McDonald v. Santa Fe Trail Transportation
427 U.S. 273; 96 S. Ct. 2574; 49 L. Ed. 2d 493 (1976)

  • McDonald, Laird and Jackson worked for Santa Fe. They were suspected of stealing some items Santa Fe was transporting. Santa Fe fired McDonald and Laird (both white), but did not fire Jackson (who was black).
  • McDonald sued under the Civil Rights Act of 1866 (42 U.S.C. 1981) and the Civil Rights Act of 1964 (42 U.S.C. 2000) claiming that there was discrimination on Santa Fe's practices.
    • McDonald argued that 1981, which provides that "all persons shall have the same right to make and enforce contracts as is enjoyed by white citizens," affords protection from racial discrimination in private employment to white persons as well as nonwhites.

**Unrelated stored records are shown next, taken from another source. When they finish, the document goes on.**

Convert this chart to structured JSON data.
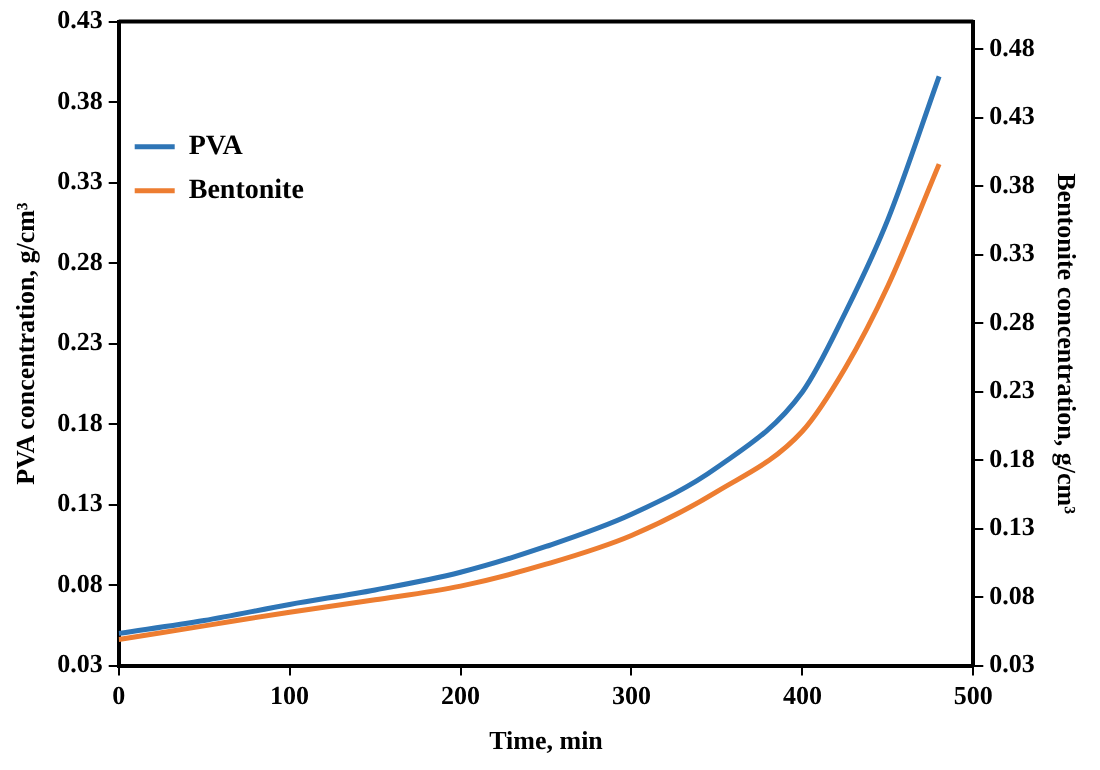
{
  "chart_data": {
    "type": "line",
    "xlabel": "Time, min",
    "ylabel": "PVA concentration, g/cm³",
    "y2label": "Bentonite concentration, g/cm³",
    "x": [
      0,
      50,
      100,
      150,
      200,
      250,
      300,
      350,
      400,
      425,
      450,
      480
    ],
    "series": [
      {
        "name": "PVA",
        "color": "#2e75b6",
        "values": [
          0.05,
          0.058,
          0.068,
          0.077,
          0.088,
          0.104,
          0.124,
          0.153,
          0.2,
          0.249,
          0.307,
          0.396
        ]
      },
      {
        "name": "Bentonite",
        "color": "#ed7d31",
        "axis": "y2",
        "values": [
          0.049,
          0.059,
          0.069,
          0.078,
          0.088,
          0.104,
          0.125,
          0.157,
          0.201,
          0.247,
          0.307,
          0.396
        ]
      }
    ],
    "xlim": [
      0,
      500
    ],
    "xticks": [
      0,
      100,
      200,
      300,
      400,
      500
    ],
    "ylim": [
      0.03,
      0.43
    ],
    "yticks": [
      0.03,
      0.08,
      0.13,
      0.18,
      0.23,
      0.28,
      0.33,
      0.38,
      0.43
    ],
    "y2lim": [
      0.03,
      0.5
    ],
    "y2ticks": [
      0.03,
      0.08,
      0.13,
      0.18,
      0.23,
      0.28,
      0.33,
      0.38,
      0.43,
      0.48
    ],
    "grid": false,
    "legend": "top left",
    "marker": "none",
    "line_style": "solid"
  }
}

  • The Trial Court granted the motion to dismiss. McDonald appealed.
    • The Trial Court found that 1981 was not applicable to charges of racial discrimination against 'white persons'.
  • The Appellate Court affirmed. McDonald appealed.
    • Santa Fe that by operation of the phrase "as is enjoyed by white citizens," 1981 unambiguously limits itself to the protection of nonwhite persons against racial discrimination.
    • Santa Fe argued that the legislative history of the 1981 was primarily concerned with assuring the civil rights of freed slaves, and there was no mention of reverse discrimination.
  • The US Supreme Court reversed and found for McDonald.
    • The US Supreme Court noted that if the situation were reversed, and McDonald had been black, then he would certainly have a strong case.
    • The Court found that 1981 explicitly applies to "all persons" and that should include white persons.
    • In addition, the Court found that while a mechanical reading of the phrase "as is enjoyed by white citizens" would seem to lend support to Santa Fe's reading of the statute, the Court had previously described this phrase simply as emphasizing "the racial character of the rights being protected."
    • The Court looked to the legislative history and found that the bill was initially introduced to "protect all persons in the US...of every race and color." That would seem to include whites.
      • The Court also looked at some transcripts of the floor debate and found that it was generally agreed at the time that the bill protected whites as well as blacks.